As far as VAT is concerned, for Delhi, it increased from Rs 11.9/ltire in 2014 to about Rs 18.94/litre for petrol and for diesel it increased from Rs 6.41/litre to Rs 10.8/litre from 2014 to today. That’s an increase of Rs 29.64 in petrol taxes (both excise and VAT) and Rs 31.64 in diesel taxes. (Centre’s additional excise alone is Rs 22.6 and Rs 27.25 per litre for petrol and diesel respectively)
No wonder that the central government’s revenue from oil taxes has gone up from Rs 53,000 odd crores in FY2014 to Rs 3.9 lakh crores in FY2021, increasing seven times in such a short period. This is because, between FY15 and FY20, excise duties were raised a record 12 times and lowered only twice.

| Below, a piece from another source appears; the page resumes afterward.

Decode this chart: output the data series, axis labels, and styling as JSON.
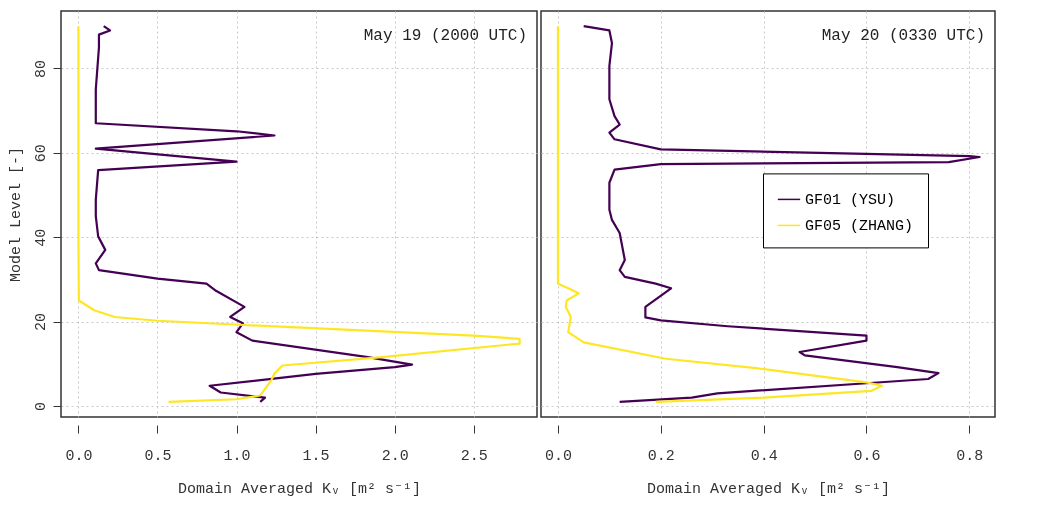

The extra revenue earned by the Centre in just 2020-21 fiscal year alone (due to increase in excise duties - Rs 1.8 lakh crore) was not only enough to pay off the principal amount of Rs 1.3 lakh crore owed from UPA era oil bonds but also enough to pay for the last seven years of interest payments paid in lieu of those bonds (well, almost).
Sitharaman’s complaint is thus economical with truth. At the very least, she should go back to pre-pandemic oil taxes and cut excise by Rs 13 for petrol and Rs 16 for diesel. For FY2022, the Centre has estimated to net Rs 2.75 lakh crore from oil taxes, i.e. a good Rs 1.15 lakh crore less compared to last year. That means, at the very least, a reduction of Rs 9-10 for both petrol and diesel can be done without disturbing the financial math.
There is absolutely no justification to continue with such extortionate oil taxes. Global crude oil rate is moderate, dollar-to-rupee exchange rate is more or less the same as before, oil marketing companies are not under heavy debt or financial stress or making losses, fuel subsidies are far from a problem now unlike in the past — all the excuses given earlier to justify extremely high taxes on oil are not applicable today.
The government must not take people’s disaffection over this issue casually. It must address it before their anger boils over.